Chrysler offered its Pacifica six-passenger crossover SUV for the 2004 model year with a 250-horsepower V-6 engine, a four-speed automatic transmission, a choice of front-wheel or all-wheel drive, and premium standard interior features. Developed while Chrysler was a division of DaimlerBenz, the Pacifica shares its platform with the Mercedes-Benz R-Class.
Designed to serve large families who might have otherwise opted for a minivan or full-size SUV, the Pacifica fits the mold of a newer wave of crossover utilities, which are vehicles built on carlike unibody platforms that prioritize comfort and interior packaging above sportiness or off-road capability.

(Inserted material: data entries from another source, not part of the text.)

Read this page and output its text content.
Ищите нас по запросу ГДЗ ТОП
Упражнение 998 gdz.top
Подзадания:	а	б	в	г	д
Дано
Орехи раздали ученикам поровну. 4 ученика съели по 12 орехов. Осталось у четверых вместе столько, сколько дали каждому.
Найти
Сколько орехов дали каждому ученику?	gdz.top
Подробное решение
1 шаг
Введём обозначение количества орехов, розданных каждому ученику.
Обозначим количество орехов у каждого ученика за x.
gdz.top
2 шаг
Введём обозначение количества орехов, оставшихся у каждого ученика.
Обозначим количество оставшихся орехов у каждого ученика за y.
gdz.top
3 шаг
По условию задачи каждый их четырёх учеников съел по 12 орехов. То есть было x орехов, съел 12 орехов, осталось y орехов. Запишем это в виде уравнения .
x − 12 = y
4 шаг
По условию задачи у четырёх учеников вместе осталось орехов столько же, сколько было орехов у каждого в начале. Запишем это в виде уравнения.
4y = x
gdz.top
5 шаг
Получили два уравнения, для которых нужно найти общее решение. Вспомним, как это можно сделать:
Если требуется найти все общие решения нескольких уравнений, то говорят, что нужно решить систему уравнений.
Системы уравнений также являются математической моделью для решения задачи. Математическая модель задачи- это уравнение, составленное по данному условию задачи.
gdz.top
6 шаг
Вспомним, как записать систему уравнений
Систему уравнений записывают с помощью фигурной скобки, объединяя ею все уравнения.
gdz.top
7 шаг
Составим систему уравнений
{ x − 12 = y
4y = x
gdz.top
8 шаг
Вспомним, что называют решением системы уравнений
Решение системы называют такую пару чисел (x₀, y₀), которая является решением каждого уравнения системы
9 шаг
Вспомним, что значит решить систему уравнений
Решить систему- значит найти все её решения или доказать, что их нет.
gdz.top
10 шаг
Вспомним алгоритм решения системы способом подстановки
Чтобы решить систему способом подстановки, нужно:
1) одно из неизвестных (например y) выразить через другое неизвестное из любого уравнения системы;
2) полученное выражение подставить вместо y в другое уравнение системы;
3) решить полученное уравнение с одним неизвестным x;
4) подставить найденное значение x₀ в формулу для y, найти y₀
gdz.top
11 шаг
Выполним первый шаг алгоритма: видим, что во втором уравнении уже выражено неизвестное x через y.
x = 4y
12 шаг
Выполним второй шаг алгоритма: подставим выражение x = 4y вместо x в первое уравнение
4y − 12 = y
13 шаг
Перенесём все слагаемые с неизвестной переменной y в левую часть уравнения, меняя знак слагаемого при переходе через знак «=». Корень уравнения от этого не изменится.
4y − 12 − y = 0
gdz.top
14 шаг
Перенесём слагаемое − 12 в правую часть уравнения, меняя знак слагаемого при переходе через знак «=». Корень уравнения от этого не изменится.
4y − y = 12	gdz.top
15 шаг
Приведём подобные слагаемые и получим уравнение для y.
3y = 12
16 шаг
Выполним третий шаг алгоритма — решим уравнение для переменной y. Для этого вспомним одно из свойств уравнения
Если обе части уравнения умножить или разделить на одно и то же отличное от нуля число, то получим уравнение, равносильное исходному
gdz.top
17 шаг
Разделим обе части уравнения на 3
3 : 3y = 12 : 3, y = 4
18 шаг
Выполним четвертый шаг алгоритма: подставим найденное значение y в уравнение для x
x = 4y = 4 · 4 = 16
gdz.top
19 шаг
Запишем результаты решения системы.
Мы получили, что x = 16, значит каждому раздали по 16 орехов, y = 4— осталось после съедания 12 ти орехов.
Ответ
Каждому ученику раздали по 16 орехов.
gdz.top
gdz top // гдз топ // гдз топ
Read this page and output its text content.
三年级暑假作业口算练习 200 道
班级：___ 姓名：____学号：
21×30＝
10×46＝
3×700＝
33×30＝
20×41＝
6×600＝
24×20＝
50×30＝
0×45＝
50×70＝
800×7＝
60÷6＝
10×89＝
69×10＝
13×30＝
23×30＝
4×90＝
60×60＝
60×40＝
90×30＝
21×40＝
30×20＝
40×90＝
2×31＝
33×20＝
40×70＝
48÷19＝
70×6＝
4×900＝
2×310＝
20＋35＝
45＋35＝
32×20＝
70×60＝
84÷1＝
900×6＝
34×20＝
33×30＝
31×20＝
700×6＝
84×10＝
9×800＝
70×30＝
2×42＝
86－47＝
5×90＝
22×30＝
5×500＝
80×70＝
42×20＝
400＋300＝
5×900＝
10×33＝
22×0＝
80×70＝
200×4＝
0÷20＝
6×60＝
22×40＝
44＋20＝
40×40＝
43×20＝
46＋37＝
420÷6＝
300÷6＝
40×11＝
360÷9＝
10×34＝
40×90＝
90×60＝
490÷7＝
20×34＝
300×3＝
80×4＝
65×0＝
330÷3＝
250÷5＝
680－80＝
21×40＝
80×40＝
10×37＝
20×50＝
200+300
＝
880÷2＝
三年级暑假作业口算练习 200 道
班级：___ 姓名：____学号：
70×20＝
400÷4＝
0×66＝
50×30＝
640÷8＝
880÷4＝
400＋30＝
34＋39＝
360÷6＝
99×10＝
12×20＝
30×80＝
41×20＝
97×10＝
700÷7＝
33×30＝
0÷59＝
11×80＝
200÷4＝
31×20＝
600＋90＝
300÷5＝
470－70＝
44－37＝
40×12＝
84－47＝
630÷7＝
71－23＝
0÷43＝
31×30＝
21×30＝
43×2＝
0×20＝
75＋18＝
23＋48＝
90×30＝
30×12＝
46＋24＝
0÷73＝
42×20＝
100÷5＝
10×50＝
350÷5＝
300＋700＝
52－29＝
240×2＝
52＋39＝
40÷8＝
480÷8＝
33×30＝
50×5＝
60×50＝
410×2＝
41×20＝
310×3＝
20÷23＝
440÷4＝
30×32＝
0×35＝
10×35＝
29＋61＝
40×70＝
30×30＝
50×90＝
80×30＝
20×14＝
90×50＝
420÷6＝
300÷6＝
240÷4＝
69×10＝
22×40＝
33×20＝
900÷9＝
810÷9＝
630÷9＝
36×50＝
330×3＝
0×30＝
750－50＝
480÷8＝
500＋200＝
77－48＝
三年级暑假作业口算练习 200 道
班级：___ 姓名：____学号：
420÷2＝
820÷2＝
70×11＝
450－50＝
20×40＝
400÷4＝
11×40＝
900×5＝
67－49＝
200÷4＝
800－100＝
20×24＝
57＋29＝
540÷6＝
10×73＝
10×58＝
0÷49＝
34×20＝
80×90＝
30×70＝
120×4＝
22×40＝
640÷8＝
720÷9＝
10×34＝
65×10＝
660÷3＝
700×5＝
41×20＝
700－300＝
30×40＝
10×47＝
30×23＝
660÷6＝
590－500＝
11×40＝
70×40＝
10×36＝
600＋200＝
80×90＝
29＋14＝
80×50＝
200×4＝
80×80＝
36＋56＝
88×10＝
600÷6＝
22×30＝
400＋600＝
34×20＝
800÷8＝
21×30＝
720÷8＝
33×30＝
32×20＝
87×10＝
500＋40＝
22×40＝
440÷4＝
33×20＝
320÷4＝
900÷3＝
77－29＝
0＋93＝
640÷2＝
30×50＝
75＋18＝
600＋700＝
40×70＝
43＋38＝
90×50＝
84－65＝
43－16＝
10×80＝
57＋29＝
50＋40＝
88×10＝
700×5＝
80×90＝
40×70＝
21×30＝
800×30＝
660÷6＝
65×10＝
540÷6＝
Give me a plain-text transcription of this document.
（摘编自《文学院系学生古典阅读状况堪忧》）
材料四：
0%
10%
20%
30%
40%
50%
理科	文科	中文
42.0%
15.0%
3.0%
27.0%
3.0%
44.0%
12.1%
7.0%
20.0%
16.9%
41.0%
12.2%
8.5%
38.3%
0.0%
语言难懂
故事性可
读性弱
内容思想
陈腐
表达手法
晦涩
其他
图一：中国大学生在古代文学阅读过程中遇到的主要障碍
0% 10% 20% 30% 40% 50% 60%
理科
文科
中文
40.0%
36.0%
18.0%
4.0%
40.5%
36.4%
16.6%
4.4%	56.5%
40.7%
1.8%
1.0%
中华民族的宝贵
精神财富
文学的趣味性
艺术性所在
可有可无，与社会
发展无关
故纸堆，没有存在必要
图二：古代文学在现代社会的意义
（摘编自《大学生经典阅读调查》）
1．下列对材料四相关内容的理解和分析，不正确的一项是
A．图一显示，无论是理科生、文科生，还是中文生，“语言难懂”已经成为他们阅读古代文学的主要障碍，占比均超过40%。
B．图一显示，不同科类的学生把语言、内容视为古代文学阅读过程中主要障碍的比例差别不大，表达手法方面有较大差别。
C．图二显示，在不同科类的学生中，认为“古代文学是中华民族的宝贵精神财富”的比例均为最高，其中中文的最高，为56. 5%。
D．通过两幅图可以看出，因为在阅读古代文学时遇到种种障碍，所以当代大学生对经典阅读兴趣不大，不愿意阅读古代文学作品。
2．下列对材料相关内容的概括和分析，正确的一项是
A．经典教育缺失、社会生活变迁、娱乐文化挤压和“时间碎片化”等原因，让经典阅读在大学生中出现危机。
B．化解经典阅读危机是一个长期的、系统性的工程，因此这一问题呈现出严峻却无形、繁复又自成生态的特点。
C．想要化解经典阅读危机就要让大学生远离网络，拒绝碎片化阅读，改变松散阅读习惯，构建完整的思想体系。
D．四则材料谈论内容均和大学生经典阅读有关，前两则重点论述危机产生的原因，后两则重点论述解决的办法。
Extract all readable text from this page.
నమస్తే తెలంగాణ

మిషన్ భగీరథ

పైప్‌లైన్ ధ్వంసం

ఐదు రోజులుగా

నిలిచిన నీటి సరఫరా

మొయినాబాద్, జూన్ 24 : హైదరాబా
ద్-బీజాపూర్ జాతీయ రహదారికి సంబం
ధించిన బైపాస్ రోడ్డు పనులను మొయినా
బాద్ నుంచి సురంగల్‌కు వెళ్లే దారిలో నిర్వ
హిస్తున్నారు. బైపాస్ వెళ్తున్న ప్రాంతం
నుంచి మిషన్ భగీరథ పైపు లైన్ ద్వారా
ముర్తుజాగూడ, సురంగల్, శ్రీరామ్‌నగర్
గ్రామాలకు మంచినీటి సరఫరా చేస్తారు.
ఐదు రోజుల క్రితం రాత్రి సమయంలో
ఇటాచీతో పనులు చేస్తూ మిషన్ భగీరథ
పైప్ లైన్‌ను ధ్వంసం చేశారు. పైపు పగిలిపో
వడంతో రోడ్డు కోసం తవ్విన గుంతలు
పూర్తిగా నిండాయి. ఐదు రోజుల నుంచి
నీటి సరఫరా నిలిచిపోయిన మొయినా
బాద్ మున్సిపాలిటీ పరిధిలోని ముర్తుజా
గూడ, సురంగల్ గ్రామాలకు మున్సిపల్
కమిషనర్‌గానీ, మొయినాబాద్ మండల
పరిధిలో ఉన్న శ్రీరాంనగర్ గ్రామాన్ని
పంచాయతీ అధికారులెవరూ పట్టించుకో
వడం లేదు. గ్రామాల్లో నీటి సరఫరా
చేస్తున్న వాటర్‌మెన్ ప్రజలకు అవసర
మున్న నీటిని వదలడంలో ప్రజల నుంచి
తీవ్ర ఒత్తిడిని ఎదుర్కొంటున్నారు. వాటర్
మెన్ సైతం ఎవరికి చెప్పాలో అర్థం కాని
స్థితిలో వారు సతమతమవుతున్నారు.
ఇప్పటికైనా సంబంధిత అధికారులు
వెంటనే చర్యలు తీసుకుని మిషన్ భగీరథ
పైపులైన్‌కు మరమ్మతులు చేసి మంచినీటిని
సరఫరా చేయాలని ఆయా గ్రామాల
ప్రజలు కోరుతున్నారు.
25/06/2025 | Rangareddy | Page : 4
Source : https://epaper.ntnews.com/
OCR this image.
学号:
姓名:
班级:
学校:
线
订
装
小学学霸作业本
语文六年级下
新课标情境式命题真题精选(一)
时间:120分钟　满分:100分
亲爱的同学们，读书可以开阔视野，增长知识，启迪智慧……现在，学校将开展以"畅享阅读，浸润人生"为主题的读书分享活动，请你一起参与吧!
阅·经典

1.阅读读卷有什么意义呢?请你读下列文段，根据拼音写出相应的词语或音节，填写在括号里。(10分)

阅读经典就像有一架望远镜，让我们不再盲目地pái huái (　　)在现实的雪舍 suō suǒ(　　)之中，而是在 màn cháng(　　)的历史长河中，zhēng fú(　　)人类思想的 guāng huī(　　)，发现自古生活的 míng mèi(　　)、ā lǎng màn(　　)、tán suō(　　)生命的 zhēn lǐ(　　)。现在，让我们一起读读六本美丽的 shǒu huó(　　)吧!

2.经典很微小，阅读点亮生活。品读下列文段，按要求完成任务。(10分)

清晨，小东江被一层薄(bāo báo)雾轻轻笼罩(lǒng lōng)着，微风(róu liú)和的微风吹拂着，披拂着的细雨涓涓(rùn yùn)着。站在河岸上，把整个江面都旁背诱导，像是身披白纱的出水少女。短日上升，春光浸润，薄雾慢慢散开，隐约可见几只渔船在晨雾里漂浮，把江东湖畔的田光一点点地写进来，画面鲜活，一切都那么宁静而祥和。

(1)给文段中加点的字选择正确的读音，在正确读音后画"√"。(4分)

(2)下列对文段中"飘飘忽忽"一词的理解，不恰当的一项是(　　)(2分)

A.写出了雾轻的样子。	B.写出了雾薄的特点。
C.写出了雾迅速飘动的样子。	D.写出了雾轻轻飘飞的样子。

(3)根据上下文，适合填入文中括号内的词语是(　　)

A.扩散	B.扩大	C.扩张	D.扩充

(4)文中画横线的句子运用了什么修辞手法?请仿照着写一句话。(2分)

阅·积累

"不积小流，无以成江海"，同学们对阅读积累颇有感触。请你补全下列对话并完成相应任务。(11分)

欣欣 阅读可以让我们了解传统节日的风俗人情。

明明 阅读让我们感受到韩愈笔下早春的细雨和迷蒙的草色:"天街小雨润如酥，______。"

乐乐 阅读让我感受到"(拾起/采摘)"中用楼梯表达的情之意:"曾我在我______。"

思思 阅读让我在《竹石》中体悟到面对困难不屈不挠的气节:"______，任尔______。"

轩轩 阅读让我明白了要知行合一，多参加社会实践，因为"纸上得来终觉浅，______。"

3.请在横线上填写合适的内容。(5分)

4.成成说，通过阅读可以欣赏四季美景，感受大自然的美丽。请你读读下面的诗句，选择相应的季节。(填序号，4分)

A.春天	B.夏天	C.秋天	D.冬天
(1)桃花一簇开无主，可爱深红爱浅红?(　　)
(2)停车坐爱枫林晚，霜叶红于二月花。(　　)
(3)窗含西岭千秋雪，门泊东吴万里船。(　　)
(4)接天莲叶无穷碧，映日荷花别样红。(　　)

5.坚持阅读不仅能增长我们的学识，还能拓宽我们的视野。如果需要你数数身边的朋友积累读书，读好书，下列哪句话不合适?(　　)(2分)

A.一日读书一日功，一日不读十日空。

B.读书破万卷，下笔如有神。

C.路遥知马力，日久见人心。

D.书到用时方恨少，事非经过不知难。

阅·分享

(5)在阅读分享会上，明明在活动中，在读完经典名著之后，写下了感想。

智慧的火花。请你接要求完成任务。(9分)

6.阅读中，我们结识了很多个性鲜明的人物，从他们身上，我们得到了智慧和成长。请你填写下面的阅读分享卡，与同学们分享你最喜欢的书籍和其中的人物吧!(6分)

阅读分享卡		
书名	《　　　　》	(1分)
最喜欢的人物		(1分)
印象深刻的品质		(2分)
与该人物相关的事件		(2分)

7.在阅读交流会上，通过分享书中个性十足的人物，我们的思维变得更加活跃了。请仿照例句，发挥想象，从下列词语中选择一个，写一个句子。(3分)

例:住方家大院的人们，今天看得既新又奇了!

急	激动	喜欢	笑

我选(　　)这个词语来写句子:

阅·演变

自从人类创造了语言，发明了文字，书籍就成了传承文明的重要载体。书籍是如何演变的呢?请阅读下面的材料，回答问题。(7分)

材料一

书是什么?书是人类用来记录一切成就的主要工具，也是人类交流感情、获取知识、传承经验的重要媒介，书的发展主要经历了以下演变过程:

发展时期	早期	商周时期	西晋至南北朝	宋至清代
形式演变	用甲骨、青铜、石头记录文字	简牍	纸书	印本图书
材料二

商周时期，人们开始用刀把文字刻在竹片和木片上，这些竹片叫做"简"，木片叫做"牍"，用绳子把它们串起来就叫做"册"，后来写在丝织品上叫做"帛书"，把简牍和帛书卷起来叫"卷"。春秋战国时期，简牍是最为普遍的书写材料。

The Pacifica's single-overhead-cam, 24-valve 3.5-liter V-6 engine produces 250 horsepower and 250 foot-pounds of torque, sending power to the front wheels or all four wheels through a four-speed automatic transmission with manual shift mode. The crossover can tow a maximum of 3,500 pounds. With 5.9 inches of ground clearance, the Pacifica sits lower to the ground than true SUVs of the period, such as the Ford Explorer.
A stylish interior seats six passengers in three rows with captain's chairs in the first and second rows. Additional features, such as dual-zone climate control, power-adjustable driver's and passenger's seats, a 200-watt Infinity stereo with CD, and one-touch power windows, helped the Pacifica stay competitive among crossovers with less standard equipment. Cargo capacity comes in at 13 cubic feet behind the third row or up to 79.5 cubic feet with both the second and third rows folded flat. Folding the rear seats requires manual operation.
In a 2004 review, Car and Driver called the Pacifica's interior "exceptionally comfortable" and its driving dynamics "pleasingly athletic." Long-term reliability has been below average.